The dose-finding CRM algorithm and clinical judgment used in this study are shown in Fig. 1. of the first 3 patients assigned to level 1, 2 patients (UPN 2 and 3) encountered DLT [discontinuation of LEN with the attending physician's judgment based on progressive grade 2 hematological (n=1) and non-hematological (n=1) AEs]. According to the pre-specified dose de-escalation rules for this trial, the dose level for the second patient cohort was de-escalated to level 0. However, none of the 3 patients (UPN 4, 5 and 6) at level 0 in the second cohort experienced any DLTs. In the third cohort, 1 patient (UPN 7) remained assigned to level 0, but did not experience any DLTs. Therefore, the next 2 patients (UPN 8 and 9) were assigned to level 1 in the third cohort, although 1 (UPN 9) of the 2 patients again experienced a DLT (discontinuation of LEN administration occurred with the attending physician's judgment based on a progressive grade 2 non-hematological AE). Consequently, the estimated level 1 completion rate was considerably lower compared with the target level, and the next patient cohort was treated at level 0. Of the subsequent 2 patients (UPN 10 and 11) treated at level 0, as the fourth cohort, neither experienced DLTs. Based on the results of the sensitivity analysis and the observed toxicities at each dose level, we concluded that LEN maintenance therapy at level 0 was acceptable in terms of safety.

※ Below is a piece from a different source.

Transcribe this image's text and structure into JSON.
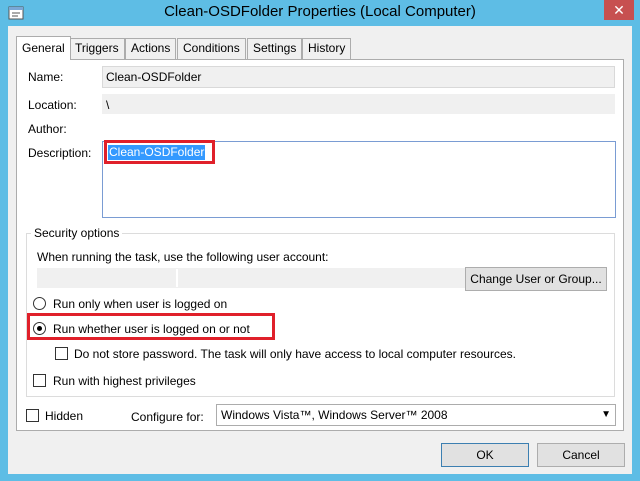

The disease status prior to and following LEN maintenance therapy is indicated in Table III. The results from the 8 assessable patients who completed 12 weeks of LEN maintenance therapy revealed no disease progression or obvious response. The 2 patients with VGPR maintained that status and did not achieve CR. The 6 patients with CR also maintained stable disease conditions during LEN maintenance therapy.